By Thomson Reuters Jun 1, 2024 | 4:35 AM

(Reuters) – Young athletes could be exploited if the Enhanced Games are allowed to go ahead, International Federation of Sports Medicine (FIMS) President Fabio Pigozzi said.

The Enhanced Games would allow athletes to use pharmacological or technological assistance, including substances banned by the World Anti-Doping Agency (WADA).

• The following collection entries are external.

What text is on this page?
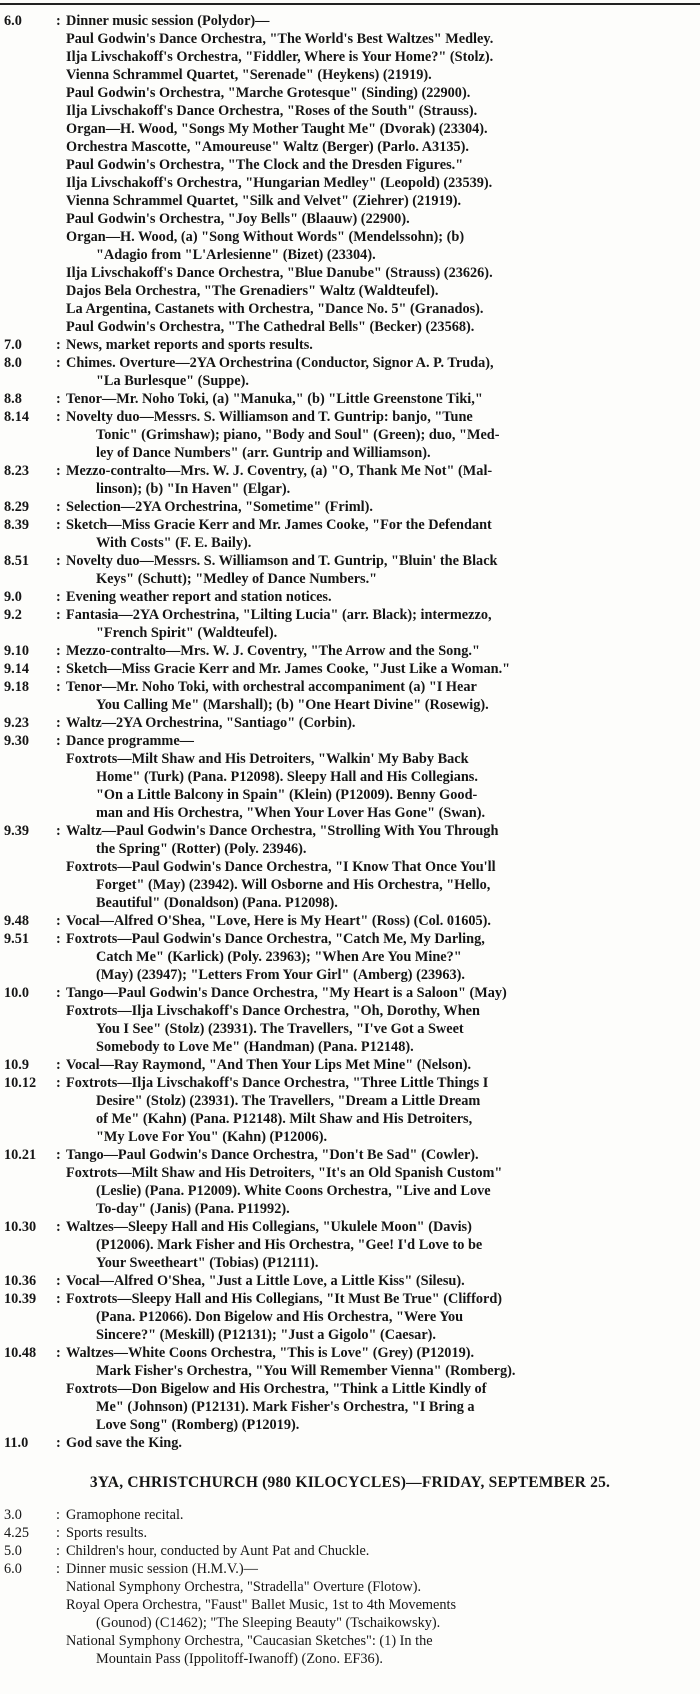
6.0	: Dinner music session (Polydor)—
Paul Godwin's Dance Orchestra, "The World's Best Waltzes" Medley.
Ilja Livschakoff's Orchestra, "Fiddler, Where is Your Home?" (Stolz).
Vienna Schrammel Quartet, "Serenade" (Heykens) (21919).
Paul Godwin's Orchestra, "Marche Grotesque" (Sinding) (22900).
Ilja Livschakoff's Dance Orchestra, "Roses of the South" (Strauss).
Organ—H. Wood, "Songs My Mother Taught Me" (Dvorak) (23304).
Orchestra Mascotte, "Amoureuse" Waltz (Berger) (Parlo. A3135).
Paul Godwin's Orchestra, "The Clock and the Dresden Figures."
Ilja Livschakoff's Orchestra, "Hungarian Medley" (Leopold) (23539).
Vienna Schrammel Quartet, "Silk and Velvet" (Ziehrer) (21919).
Paul Godwin's Orchestra, "Joy Bells" (Blaauw) (22900).
Organ—H. Wood, (a) "Song Without Words" (Mendelssohn); (b)
"Adagio from "L'Arlesienne" (Bizet) (23304).
Ilja Livschakoff's Dance Orchestra, "Blue Danube" (Strauss) (23626).
Dajos Bela Orchestra, "The Grenadiers" Waltz (Waldteufel).
La Argentina, Castanets with Orchestra, "Dance No. 5" (Granados).
Paul Godwin's Orchestra, "The Cathedral Bells" (Becker) (23568).
7.0	: News, market reports and sports results.
8.0	: Chimes. Overture—2YA Orchestrina (Conductor, Signor A. P. Truda),
"La Burlesque" (Suppe).
8.8	: Tenor—Mr. Noho Toki, (a) "Manuka," (b) "Little Greenstone Tiki,"
8.14	: Novelty duo—Messrs. S. Williamson and T. Guntrip: banjo, "Tune
Tonic" (Grimshaw); piano, "Body and Soul" (Green); duo, "Med-
ley of Dance Numbers" (arr. Guntrip and Williamson).
8.23	: Mezzo-contralto—Mrs. W. J. Coventry, (a) "O, Thank Me Not" (Mal-
linson); (b) "In Haven" (Elgar).
8.29	: Selection—2YA Orchestrina, "Sometime" (Friml).
8.39	: Sketch—Miss Gracie Kerr and Mr. James Cooke, "For the Defendant
With Costs" (F. E. Baily).
8.51	: Novelty duo—Messrs. S. Williamson and T. Guntrip, "Bluin' the Black
Keys" (Schutt); "Medley of Dance Numbers."
9.0	: Evening weather report and station notices.
9.2	: Fantasia—2YA Orchestrina, "Lilting Lucia" (arr. Black); intermezzo,
"French Spirit" (Waldteufel).
9.10	: Mezzo-contralto—Mrs. W. J. Coventry, "The Arrow and the Song."
9.14	: Sketch—Miss Gracie Kerr and Mr. James Cooke, "Just Like a Woman."
9.18	: Tenor—Mr. Noho Toki, with orchestral accompaniment (a) "I Hear
You Calling Me" (Marshall); (b) "One Heart Divine" (Rosewig).
9.23	: Waltz—2YA Orchestrina, "Santiago" (Corbin).
9.30	: Dance programme—
Foxtrots—Milt Shaw and His Detroiters, "Walkin' My Baby Back
Home" (Turk) (Pana. P12098). Sleepy Hall and His Collegians.
"On a Little Balcony in Spain" (Klein) (P12009). Benny Good-
man and His Orchestra, "When Your Lover Has Gone" (Swan).
9.39	: Waltz—Paul Godwin's Dance Orchestra, "Strolling With You Through
the Spring" (Rotter) (Poly. 23946).
Foxtrots—Paul Godwin's Dance Orchestra, "I Know That Once You'll
Forget" (May) (23942). Will Osborne and His Orchestra, "Hello,
Beautiful" (Donaldson) (Pana. P12098).
9.48	: Vocal—Alfred O'Shea, "Love, Here is My Heart" (Ross) (Col. 01605).
9.51	: Foxtrots—Paul Godwin's Dance Orchestra, "Catch Me, My Darling,
Catch Me" (Karlick) (Poly. 23963); "When Are You Mine?"
(May) (23947); "Letters From Your Girl" (Amberg) (23963).
10.0	: Tango—Paul Godwin's Dance Orchestra, "My Heart is a Saloon" (May)
Foxtrots—Ilja Livschakoff's Dance Orchestra, "Oh, Dorothy, When
You I See" (Stolz) (23931). The Travellers, "I've Got a Sweet
Somebody to Love Me" (Handman) (Pana. P12148).
10.9	: Vocal—Ray Raymond, "And Then Your Lips Met Mine" (Nelson).
10.12	: Foxtrots—Ilja Livschakoff's Dance Orchestra, "Three Little Things I
Desire" (Stolz) (23931). The Travellers, "Dream a Little Dream
of Me" (Kahn) (Pana. P12148). Milt Shaw and His Detroiters,
"My Love For You" (Kahn) (P12006).
10.21	: Tango—Paul Godwin's Dance Orchestra, "Don't Be Sad" (Cowler).
Foxtrots—Milt Shaw and His Detroiters, "It's an Old Spanish Custom"
(Leslie) (Pana. P12009). White Coons Orchestra, "Live and Love
To-day" (Janis) (Pana. P11992).
10.30	: Waltzes—Sleepy Hall and His Collegians, "Ukulele Moon" (Davis)
(P12006). Mark Fisher and His Orchestra, "Gee! I'd Love to be
Your Sweetheart" (Tobias) (P12111).
10.36	: Vocal—Alfred O'Shea, "Just a Little Love, a Little Kiss" (Silesu).
10.39	: Foxtrots—Sleepy Hall and His Collegians, "It Must Be True" (Clifford)
(Pana. P12066). Don Bigelow and His Orchestra, "Were You
Sincere?" (Meskill) (P12131); "Just a Gigolo" (Caesar).
10.48	: Waltzes—White Coons Orchestra, "This is Love" (Grey) (P12019).
Mark Fisher's Orchestra, "You Will Remember Vienna" (Romberg).
Foxtrots—Don Bigelow and His Orchestra, "Think a Little Kindly of
Me" (Johnson) (P12131). Mark Fisher's Orchestra, "I Bring a
Love Song" (Romberg) (P12019).
11.0	: God save the King.
3YA, CHRISTCHURCH (980 KILOCYCLES)—FRIDAY, SEPTEMBER 25.
3.0	: Gramophone recital.
4.25	: Sports results.
5.0	: Children's hour, conducted by Aunt Pat and Chuckle.
6.0	: Dinner music session (H.M.V.)—
National Symphony Orchestra, "Stradella" Overture (Flotow).
Royal Opera Orchestra, "Faust" Ballet Music, 1st to 4th Movements
(Gounod) (C1462); "The Sleeping Beauty" (Tschaikowsky).
National Symphony Orchestra, "Caucasian Sketches": (1) In the
Mountain Pass (Ippolitoff-Iwanoff) (Zono. EF36).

The concept has been met with widespread criticism, with the International Olympic Committee (IOC), WADA and World Athletics having denounced the proposed competition.

Enhanced Games President Aron D’Souza has said, however, the competition would conduct rigorous health testing.

FIMS said it welcomes the decision by Enhanced Games to conduct medical screening, but warned that current technology could not ensure the safety of athletes or mitigate the health hazards of many banned substances.

In a statement published on Friday in the British Journal of Sports Medicine, Pigozzi said FIMS’s priority was to safeguard “scientific analysis, study of the physical condition of the individual, and protection of health.”

“These principles are incongruent with the current philosophy and mission of the Enhanced Games,” Pigozzi said.

“The grave concern of FIMS is that young individuals will be exploited in the quest for fame and fortune and the allure of the Enhanced Games.”

Enhanced Games did not immediately respond to an emailed request for comment.